So I came across this question the other day asking me to solve the following system of equations:
$$ \left\{ \begin{array}{c} x^2-yz=1 \\ y^2-zx=2 \\ z^2-xy=3 \end{array} \right. $$
Normally when solving these 3 variable systems of equations I would use the method where you put the coefficients into a matrix. However, to me it seems like that wouldn't work here, unless there is some trick that needs to happen. Are there any easy-ish ways of solving this? Or do I just need to use good old substitution until I can isolate some variables?
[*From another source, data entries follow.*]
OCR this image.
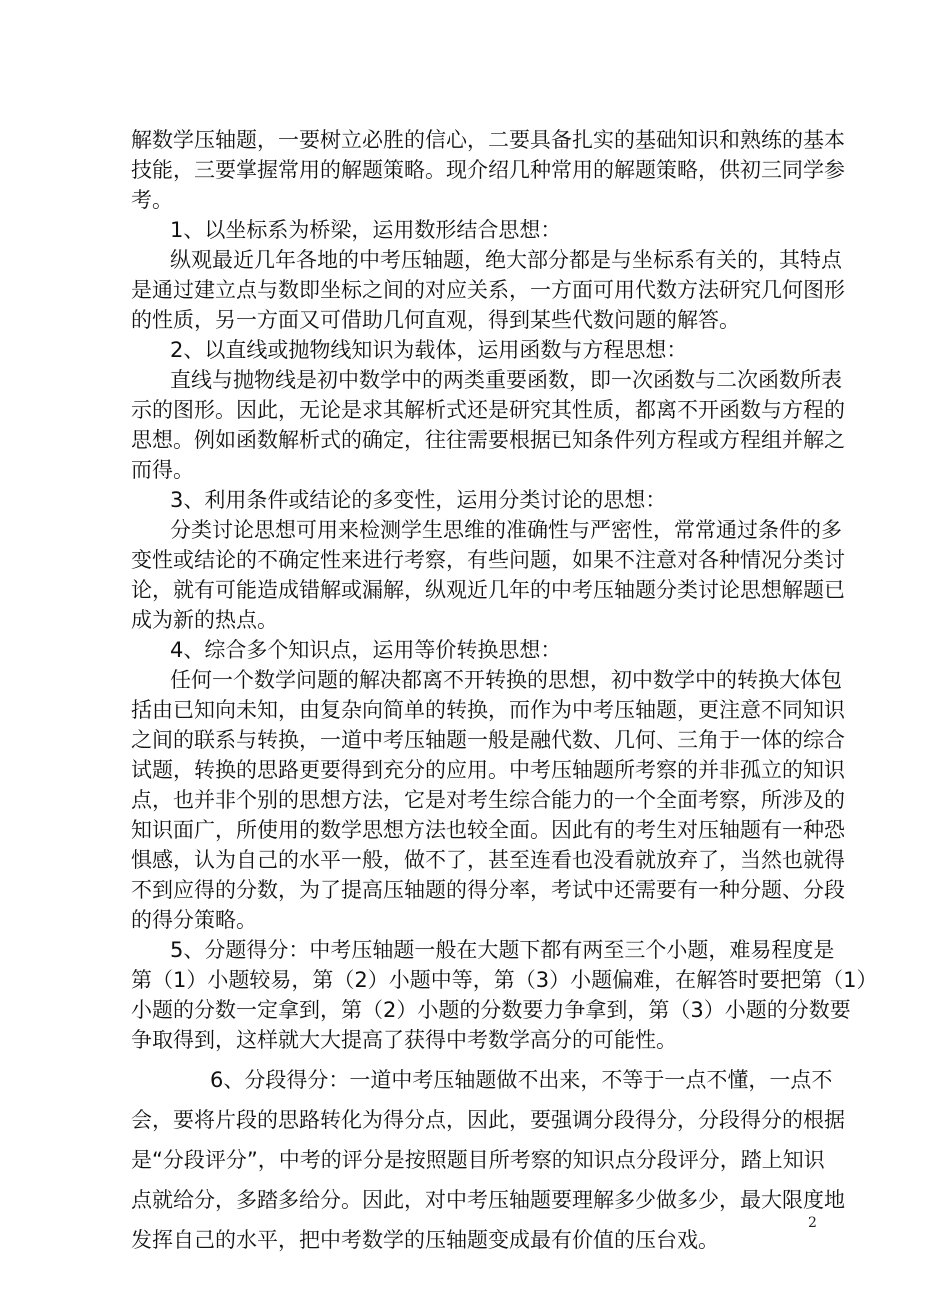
解数学压轴题，一要树立必胜的信心，二要具备扎实的基础知识和熟练的基本
技能，三要掌握常用的解题策略。现介绍几种常用的解题策略，供初三同学参
考。
1、以坐标系为桥梁，运用数形结合思想：
纵观最近几年各地的中考压轴题，绝大部分都是与坐标系有关的，其特点
是通过建立点与数即坐标之间的对应关系，一方面可用代数方法研究几何图形
的性质，另一方面又可借助几何直观，得到某些代数问题的解答。
2、以直线或抛物线知识为载体，运用函数与方程思想：
直线与抛物线是初中数学中的两类重要函数，即一次函数与二次函数所表
示的图形。因此，无论是求其解析式还是研究其性质，都离不开函数与方程的
思想。例如函数解析式的确定，往往需要根据已知条件列方程或方程组并解之
而得。
3、利用条件或结论的多变性，运用分类讨论的思想：
分类讨论思想可用来检测学生思维的准确性与严密性，常常通过条件的多
变性或结论的不确定性来进行考察，有些问题，如果不注意对各种情况分类讨
论，就有可能造成错解或漏解，纵观近几年的中考压轴题分类讨论思想解题已
成为新的热点。
4、综合多个知识点，运用等价转换思想：
任何一个数学问题的解决都离不开转换的思想，初中数学中的转换大体包
括由已知向未知，由复杂向简单的转换，而作为中考压轴题，更注意不同知识
之间的联系与转换，一道中考压轴题一般是融代数、几何、三角于一体的综合
试题，转换的思路更要得到充分的应用。中考压轴题所考察的并非孤立的知识
点，也并非个别的思想方法，它是对考生综合能力的一个全面考察，所涉及的
知识面广，所使用的数学思想方法也较全面。因此有的考生对压轴题有一种恐
惧感，认为自己的水平一般，做不了，甚至连看也没看就放弃了，当然也就得
不到应得的分数，为了提高压轴题的得分率，考试中还需要有一种分题、分段
的得分策略。
5、分题得分：中考压轴题一般在大题下都有两至三个小题，难易程度是
第（1）小题较易，第（2）小题中等，第（3）小题偏难，在解答时要把第（1）
小题的分数一定拿到，第（2）小题的分数要力争拿到，第（3）小题的分数要
争取得到，这样就大大提高了获得中考数学高分的可能性。
6、分段得分：一道中考压轴题做不出来，不等于一点不懂，一点不
会，要将片段的思路转化为得分点，因此，要强调分段得分，分段得分的根据
是“分段评分”，中考的评分是按照题目所考察的知识点分段评分，踏上知识
点就给分，多踏多给分。因此，对中考压轴题要理解多少做多少，最大限度地
发挥自己的水平，把中考数学的压轴题变成最有价值的压台戏。
2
Substitution is what I tried originally, it just seemed to get really long and I gave up.
HINT
The proposed system of equations can be rewritten as \begin{align*} \begin{cases} x^{2} - yz = 1\\\\ y^{2} - zx = 2\\\\ z^{2} - xy = 3 \end{cases} & \Longleftrightarrow \begin{cases} x^{2} - yz = 1\\\\ y^{2} - x^{2} + yz - zx = 1\\\\ z^{2} - y^{2} + zx - xy = 1 \end{cases} \Longleftrightarrow \begin{cases} x^{2} - yz = 1\\\\ (y-x)(x + y +z) = 1\\\\ (z-y)(x + y + z) = 1 \end{cases}\\\\ & \Longleftrightarrow \begin{cases} x^{2} - yz = 1\\\\ (y-x)(x+y+z) = 1\\\\ (z-y)(x+y+z) = 1\\\\\ (z - 2y + x)(x+y+z) = 0 \end{cases} \end{align*}
The last equation tells us that $x = 2y -z$ or $x = -y - z$. But $x+y+z$ cannot be equal to zero (why?). Thus it remains just the first option.
Can you take it from here?